Axiucha salió a la puerta y, asidas ambas de las manos, corrieron hacia el zaguán. Aflojaron el paso al pasar cerca del coche, y atisbaron por la ventanilla, que estaba abierta. La enferma levantó la cara para mirarlas, y habiendo notado la curiosidad de las dos muchachas, hizo una mueca y se volvió al otro lado.
-¡Madre mía! -exclamó la hija del posadero, tras de volver precipitadamente la cara-. ¡Qué hermosa debe de haber sido, y en qué lamentable estado se halla ahora! ¡Infunde pavor! ¿Has visto, Axiucha?
-¡De veras, qué flaca está la pobre! -afirmó Axiucha-. ¿Vamos a verla otra vez? Fingiremos que vamos a la noria... ¡Qué lástima, Macha!
-¡Dios mío; pero cuánto lodo hay aquí! -exclamó Macha. Y las dos regresaron a toda prisa hacia el zaguán.
"Se ve que he de estar hecha un horror" reflexionó la enferma. "¡Dios mío, haz que lleguemos al extranjero, que allí podré quizá curarme rápidamente!"
-Y, ¿qué hay, como te sientes, amiga mía? -preguntó de pronto el marido, y se acercó al estribo masticando todavía.
"Siempre la misma pregunta; pero eso sí, ¡no deja de comer!", pensó la enferma, y murmuró entre dientes:
-¡Bien!
-Sabes, esposa mía, que temo mucho que empeore tu salud si continuamos el viaje con este tiempo tan malo. Y Eduardo Ivanovich opinó lo mismo. ¿No crees que sería mejor regresar?
Ella guardó silencio, descontenta.
-Durante el invierno, el tiempo y los caminos estarán quizá mejor. Tú te habrás restablecido, y podremos entonces venir con los niños.
Ella, exasperada:
-Perdóname, pero si yo no te hubiera escuchado podría estar a estas fechas en Berlín y completamente restablecida.
-Y, ¿cómo remediarlo, ángel mío? Tú sabes que era imposible marcharnos entonces. En cambio ahora, si nos quedamos un mes más, tu podrás restablecerte; yo habré arreglado todos mis negocios y podremos traer a los niños con nosotros.
-¡Los niños están sanos, y yo no...!
-Es verdad, amiga mía, pero debes comprender que con el mal tiempo que hace ahora, como empeore tu salud en el camino... Si estuvieras al menos en casa...
-Cómo..., ¿en casa?... ¿morir en casa? -repuso la enferma muy asustada. La palabra "morir" le causaba un visible espanto, pues se quedó extática frente al marido, en actitud de súplica. Él bajo los ojos y calló. La boca de la enferma se contrajo ingenuamente, y de sus dos grandes ojos comenzaron a rodar las lágrimas.
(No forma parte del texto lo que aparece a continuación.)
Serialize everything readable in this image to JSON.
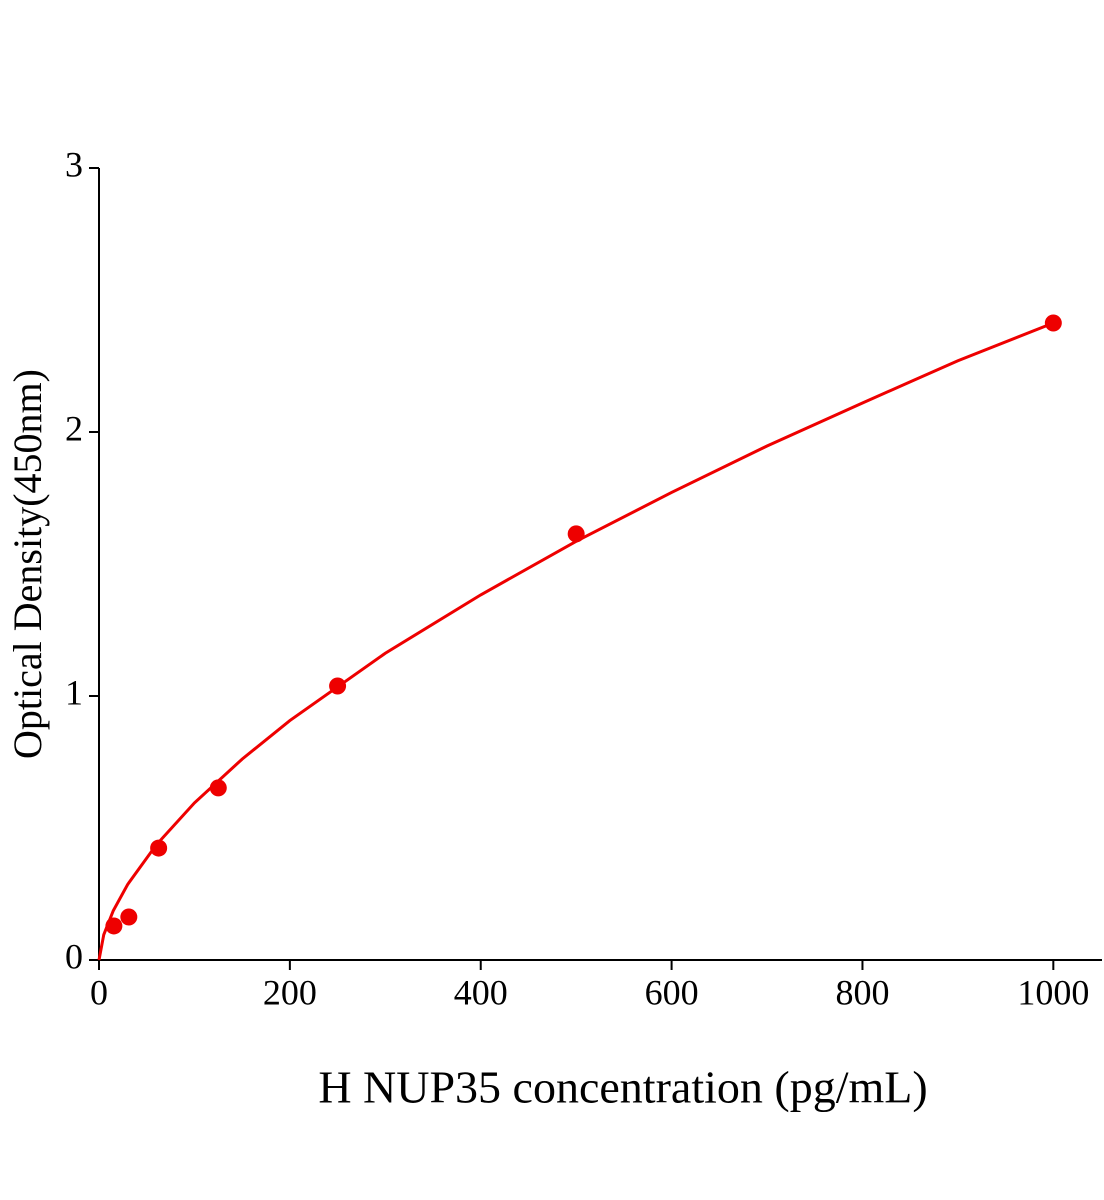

El marido se cubrió el rostro con el pañuelo, y se alejó del coche sin decir palabra.
-¡No, yo iré de todos modos! -repetía la pobre tísica, levantando los ojos al cielo; cruzó las manos y balbuceó con voz entrecortada: Padre Eterno, ¿qué crimen he cometido para que me castigues de este modo?-. Y de sus ojos corría el llanto cada vez más abundante. Rezó largo tiempo ardorosamente. Pero el dolor arreciaba, le oprimía paulatina, pero fatalmente, el pecho.
El cielo, el camino, la campiña, todo era gris, sombrío aquel día. Y aun la niebla, ni más espesa ni más transparente, caía sobre los tejados, sobre los carruajes y sobre los basteados abrigos de pieles de los aurigas, quienes entre francas charlas de vocablos malsonan-tes enjaezaban las bestias.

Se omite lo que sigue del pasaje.